Cut mode (long video → short narrated edit; target duration is a planning goal):

python3 skills/video-recap/scripts/recap.py /path/to/video.mp4 --work-dir work_dir \
  --edit-mode cut --target-duration 10m

Write both work_dir/clip_plan.json and work_dir/narration.json in original source time; the
orchestrator builds edited_source.mp4, maps narration to narration_mapped.json, then resumes.

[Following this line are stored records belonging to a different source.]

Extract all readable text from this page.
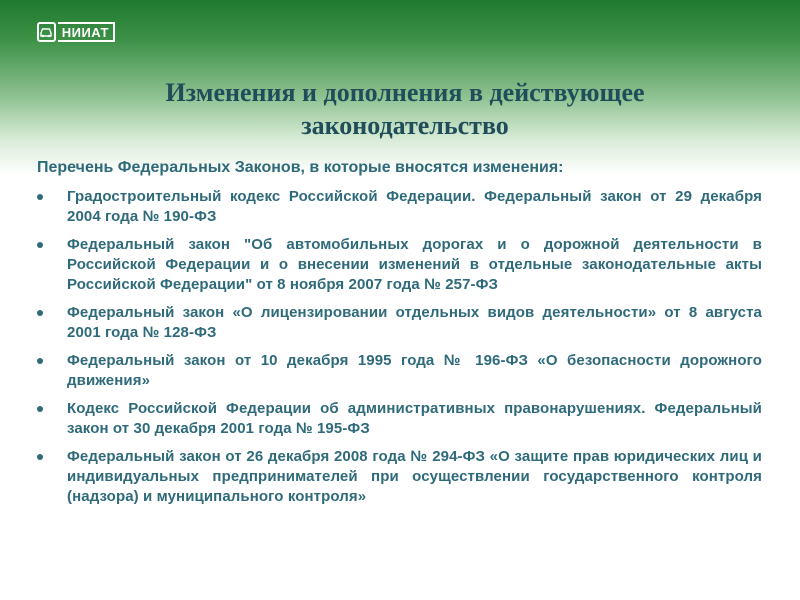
НИИАТ
Изменения и дополнения в действующее законодательство

Перечень Федеральных Законов, в которые вносятся изменения:

Градостроительный кодекс Российской Федерации. Федеральный закон от 29 декабря 2004 года № 190-ФЗ
Федеральный закон "Об автомобильных дорогах и о дорожной деятельности в Российской Федерации и о внесении изменений в отдельные законодательные акты Российской Федерации" от 8 ноября 2007 года № 257-ФЗ
Федеральный закон «О лицензировании отдельных видов деятельности» от 8 августа 2001 года № 128-ФЗ
Федеральный закон от 10 декабря 1995 года № 196-ФЗ «О безопасности дорожного движения»
Кодекс Российской Федерации об административных правонарушениях. Федеральный закон от 30 декабря 2001 года № 195-ФЗ
Федеральный закон от 26 декабря 2008 года № 294-ФЗ «О защите прав юридических лиц и индивидуальных предпринимателей при осуществлении государственного контроля (надзора) и муниципального контроля»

Burn subtitles into the final video (re-encodes; needs an ffmpeg with the subtitles/libass filter):

python3 skills/video-recap/scripts/recap.py /path/to/video.mp4 --work-dir work_dir --burn-subtitles

No dialogue / no key for ASR? Pass --skip-asr to run the pipeline without a transcript.

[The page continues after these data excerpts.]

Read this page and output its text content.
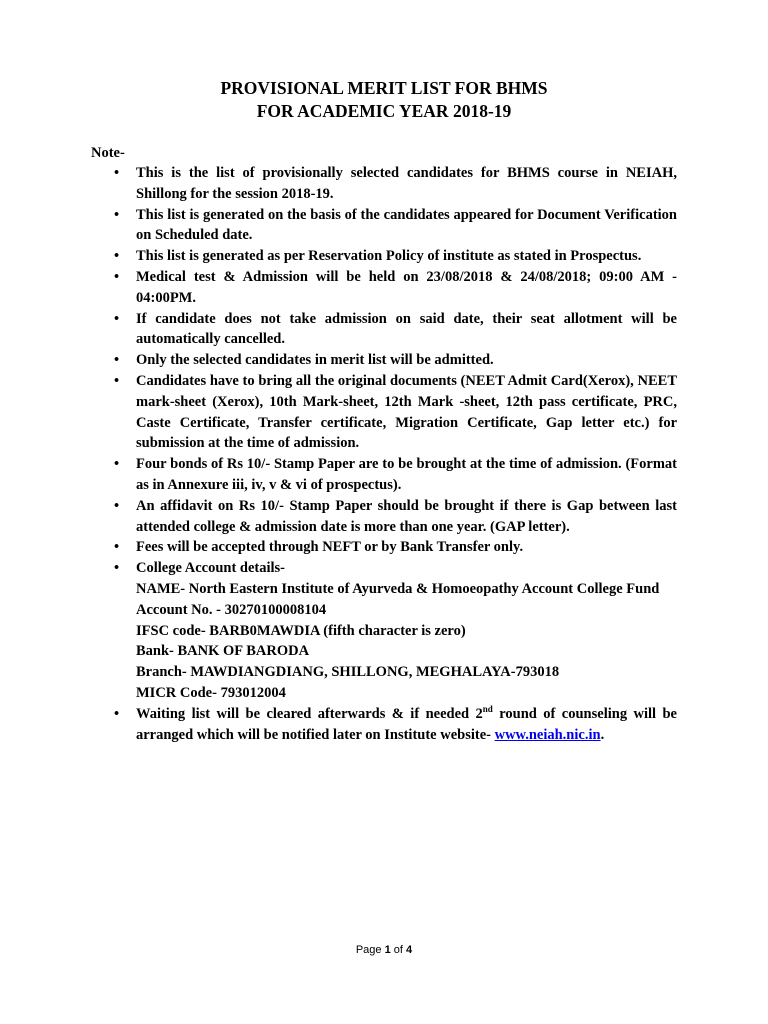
PROVISIONAL MERIT LIST FOR BHMS
FOR ACADEMIC YEAR 2018-19
Note-
• This is the list of provisionally selected candidates for BHMS course in NEIAH, Shillong for the session 2018-19.
• This list is generated on the basis of the candidates appeared for Document Verification on Scheduled date.
• This list is generated as per Reservation Policy of institute as stated in Prospectus.
• Medical test & Admission will be held on 23/08/2018 & 24/08/2018; 09:00 AM - 04:00PM.
• If candidate does not take admission on said date, their seat allotment will be automatically cancelled.
• Only the selected candidates in merit list will be admitted.
• Candidates have to bring all the original documents (NEET Admit Card(Xerox), NEET mark-sheet (Xerox), 10th Mark-sheet, 12th Mark -sheet, 12th pass certificate, PRC, Caste Certificate, Transfer certificate, Migration Certificate, Gap letter etc.) for submission at the time of admission.
• Four bonds of Rs 10/- Stamp Paper are to be brought at the time of admission. (Format as in Annexure iii, iv, v & vi of prospectus).
• An affidavit on Rs 10/- Stamp Paper should be brought if there is Gap between last attended college & admission date is more than one year. (GAP letter).
• Fees will be accepted through NEFT or by Bank Transfer only.
• College Account details-
NAME- North Eastern Institute of Ayurveda & Homoeopathy Account College Fund
Account No. - 30270100008104
IFSC code- BARB0MAWDIA (fifth character is zero)
Bank- BANK OF BARODA
Branch- MAWDIANGDIANG, SHILLONG, MEGHALAYA-793018
MICR Code- 793012004
• Waiting list will be cleared afterwards & if needed 2nd round of counseling will be arranged which will be notified later on Institute website- www.neiah.nic.in.
Page 1 of 4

Doctor (ffmpeg filters, MiMo key, ASR/VLM/TTS config):

python3 skills/video-recap/scripts/recap.py --doctor

Output

  • recap_<video>.mp4 — final recap video · subtitles.srt (+ subtitles.ass with --burn-subtitles)
  • work_dir/agent_narration_brief.md — timing + scene brief for the agent
  • work_dir/narration.json — the recap narration script · work_dir/narration_lint.json — timing diagnostics
  • work_dir/narration_review.md — optional review findings (advisory)
  • work_dir/vlm_analysis.json, asr_result.json, silence_periods.json, timeline_fusion.json — understanding artifacts
  • work_dir/understanding_index.json / asr_clean.json — optional --consolidate outputs
  • work_dir/clip_plan.json, edited_source.mp4, narration_mapped.json — cut-mode artifacts
  • work_dir/mimo_video_overview.json — optional MiMo scene-chunk understanding (--mimo-video-overview)
  • work_dir/tts_segments/, tts_meta.json — TTS audio + placement

Development

Each skill ships its own lib.py, so tests run one process per skill (a plain pytest tests/
would collide on the lib module name):

bash scripts/test.sh                 # all skills (or: bash scripts/test.sh script)
# Windows (no bash): run each group, e.g. python -m pytest tests/script
ruff check skills tests              # lint
python3 skills/video-recap/scripts/recap.py --doctor   # runtime check

Tests live in tests/<skill>/. CI runs the same checks (.github/workflows/skill-validate.yml).

Useful references

Acknowledgements

License

MIT — see LICENSE.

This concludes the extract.